National Health Care Surveys

NCHS Fact Sheet, May 2018

PDF Version pdf icon (225 KB)

 

About NCHS

The National Center for Health Statistics (NCHS) is the nation’s principal health statistics agency, providing data to identify and address health issues. NCHS compiles statistical information to help guide public health and health policy decisions.

Collaborating with other public and private health partners, NCHS uses a variety of data collection mechanisms to obtain accurate information from multiple sources. This process provides a broad perspective on the population’s health, influences on health, and health outcomes.

 

National Health Care Surveys

The National Health Care Surveys are a group of surveys designed to provide information about the organizations and providers that deliver health care, the services rendered, and the patients served across diverse settings. Provider sites surveyed include doctors’ offices, community health centers, ambulatory surgery centers, hospital outpatient and emergency departments, inpatient hospital units, assisted living and similar residential care facilities, adult day services centers, nursing homes, home health agencies, and hospice organizations.

National Health Care Surveys are used to study:

  • Resource use, including staffing
  • Quality of care, including patient safety
  • Clinical management of specific conditions
  • Disparities in use and quality of care
  • Diffusion of health care technologies, including drugs, surgical procedures, and information technologies
  • Effects of policy changes

 

Recent findings

Electronic health records or electronic medical records

The Health Information Technology for Economic and Clinical Health Act of 2009 provided incentive payments through Medicare and Medicaid to health care providers that use certified electronic health record (EHR) systems to achieve specified improvements in care delivery.

The Department of Health and Human Services Office of the National Coordinator for Health Information Technology uses NCHS data to monitor provider adoption of EHRs or electronic medical records (EMRs). In 2017, 85.9% of office-based physicians reported using any type of EHR system, while 79.7% of office-based physicians had a certified system. In regards to interoperability and sharing of patient health information, among those office-based physicians who had an EHR system, 41.7% sent patient health information electronically, 43.0% received patient health information electronically, 32.1% integrated patient information electronically, and 56.1% searched for patient health information electronically. NCHS collects data from professionals, hospitals, and critical access hospitals. Eligible providers can fulfill the Meaningful Use Program (also known as Promoting Interoperability) public health reporting requirements by participating in NCHS surveys, which results in increased response rates.
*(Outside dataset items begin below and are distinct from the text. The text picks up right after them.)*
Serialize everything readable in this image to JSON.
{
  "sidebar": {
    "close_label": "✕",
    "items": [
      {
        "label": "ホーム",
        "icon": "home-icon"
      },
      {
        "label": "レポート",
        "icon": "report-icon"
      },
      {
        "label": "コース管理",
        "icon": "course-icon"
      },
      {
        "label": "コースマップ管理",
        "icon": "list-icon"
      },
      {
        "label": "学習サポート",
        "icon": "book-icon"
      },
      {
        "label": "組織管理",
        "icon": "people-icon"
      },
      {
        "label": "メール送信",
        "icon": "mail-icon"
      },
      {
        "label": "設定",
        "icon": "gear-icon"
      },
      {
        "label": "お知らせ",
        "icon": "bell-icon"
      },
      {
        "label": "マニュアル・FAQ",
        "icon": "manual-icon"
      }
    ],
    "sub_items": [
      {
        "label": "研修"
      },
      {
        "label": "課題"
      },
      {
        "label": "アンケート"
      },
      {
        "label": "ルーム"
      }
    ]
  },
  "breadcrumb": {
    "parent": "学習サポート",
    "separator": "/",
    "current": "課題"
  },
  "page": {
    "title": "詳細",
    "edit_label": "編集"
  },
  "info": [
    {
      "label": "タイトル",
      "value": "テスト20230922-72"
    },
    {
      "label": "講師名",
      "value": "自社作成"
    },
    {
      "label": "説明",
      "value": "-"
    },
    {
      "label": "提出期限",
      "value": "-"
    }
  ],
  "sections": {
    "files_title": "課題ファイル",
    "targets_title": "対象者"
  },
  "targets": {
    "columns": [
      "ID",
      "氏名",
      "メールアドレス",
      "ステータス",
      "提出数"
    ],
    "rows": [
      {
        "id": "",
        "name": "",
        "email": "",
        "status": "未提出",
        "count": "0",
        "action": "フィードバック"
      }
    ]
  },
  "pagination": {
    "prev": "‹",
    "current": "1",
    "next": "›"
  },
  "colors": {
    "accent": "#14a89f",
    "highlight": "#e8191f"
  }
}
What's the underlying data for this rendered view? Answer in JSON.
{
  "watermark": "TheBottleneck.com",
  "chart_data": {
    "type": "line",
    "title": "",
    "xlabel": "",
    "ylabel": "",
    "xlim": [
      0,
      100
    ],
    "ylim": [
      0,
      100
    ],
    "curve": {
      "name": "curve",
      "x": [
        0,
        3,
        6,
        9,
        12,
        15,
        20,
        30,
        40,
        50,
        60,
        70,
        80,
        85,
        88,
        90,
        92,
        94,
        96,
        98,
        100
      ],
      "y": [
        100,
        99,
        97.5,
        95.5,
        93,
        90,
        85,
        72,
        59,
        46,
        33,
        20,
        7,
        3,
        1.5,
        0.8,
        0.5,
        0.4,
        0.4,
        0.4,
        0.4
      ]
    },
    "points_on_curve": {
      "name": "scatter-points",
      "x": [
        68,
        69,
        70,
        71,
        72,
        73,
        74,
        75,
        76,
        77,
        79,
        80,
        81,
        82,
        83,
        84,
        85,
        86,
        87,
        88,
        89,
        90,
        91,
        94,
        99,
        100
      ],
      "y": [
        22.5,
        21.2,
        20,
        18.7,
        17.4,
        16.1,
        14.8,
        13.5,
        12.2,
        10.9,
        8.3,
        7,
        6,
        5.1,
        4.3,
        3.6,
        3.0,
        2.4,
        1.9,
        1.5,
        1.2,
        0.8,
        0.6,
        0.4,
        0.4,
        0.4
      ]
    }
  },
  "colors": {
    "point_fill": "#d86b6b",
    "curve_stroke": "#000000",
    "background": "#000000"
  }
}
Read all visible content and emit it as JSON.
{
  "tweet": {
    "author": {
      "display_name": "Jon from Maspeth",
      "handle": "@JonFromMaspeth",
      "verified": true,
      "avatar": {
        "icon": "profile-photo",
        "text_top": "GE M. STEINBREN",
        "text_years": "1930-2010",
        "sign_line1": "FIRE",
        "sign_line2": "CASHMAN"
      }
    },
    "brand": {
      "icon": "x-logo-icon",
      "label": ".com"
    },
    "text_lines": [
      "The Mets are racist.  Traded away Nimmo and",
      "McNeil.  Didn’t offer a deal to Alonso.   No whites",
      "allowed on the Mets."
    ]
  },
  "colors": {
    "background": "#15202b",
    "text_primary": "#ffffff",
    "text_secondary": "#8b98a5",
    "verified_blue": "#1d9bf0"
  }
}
Figure 1 is a line graph that shows office-based physicians with an electronic health record or electronic medical record system in the United States, 2007-2015.image icon

SOURCE: NCHS, National Electronic Health Records Survey, 2017.

 

Figure 2 percent distribution of long-term care services users, by sector and age group: United States, 2015 and 2016image icon

NOTE: Estimates may not add to 100 due to rounding.
SOURCE: NCHS, National Study of Long-Term Care Providers, 2015–2016.

 

Residential care

The majority of long-term care services users were aged 65 and over: 94.6% of hospice patients, 93.4% of residential care residents, 83.5% of nursing home residents, 81.9% of home health patients, and 62.5% of participants in adult day services centers. The age composition of services users varied by sector, with residential care communities (52.1%), hospices (47.8%), and nursing homes (38.6%) serving more persons aged 85 and over, and adult day services centers (37.4%) serving more persons under age 65 than other sectors.

 

Volume of emergency department visits affects wait time

Emergency department (ED) wait time is an indication of overcrowding. In 2016, mean wait times for ED treatment increased as the annual volume of visits increased. The mean wait time was 24.1 minutes in EDs with less than 20,000 annual visits, compared with 48.7 minutes in EDs with 50,000 or more annual visits.

In some hospitals, increased ED visit volume resulted in ED crowding (boarding admitted patients in hallways or other spaces), ambulance diversion, and increased wait times for minor problems and sometimes serious ones, such as myocardial infarction.

 

Mean wait time for treatment by annual emergency department visit volume: United States, 2013image icon

SOURCE: NCHS, National Hospital Ambulatory Medical Care Survey, 2016.

 

Challenges and future opportunities

  • Continue to test methods of data collection of EHRs.
  • Integrate existing surveys in the hospital setting to the new National Hospital Care Survey.
  • Collect individual-level data on services users, expand content, and explore ways to extract data on services users in the National Study of Long-Term Care Providers.
  • Expand range of providers and data currently collected for better coverage of the health care and long-term care system.
  • Improve timeliness of data dissemination and reports.
  • Use data in a preliminary way to address emerging health issues.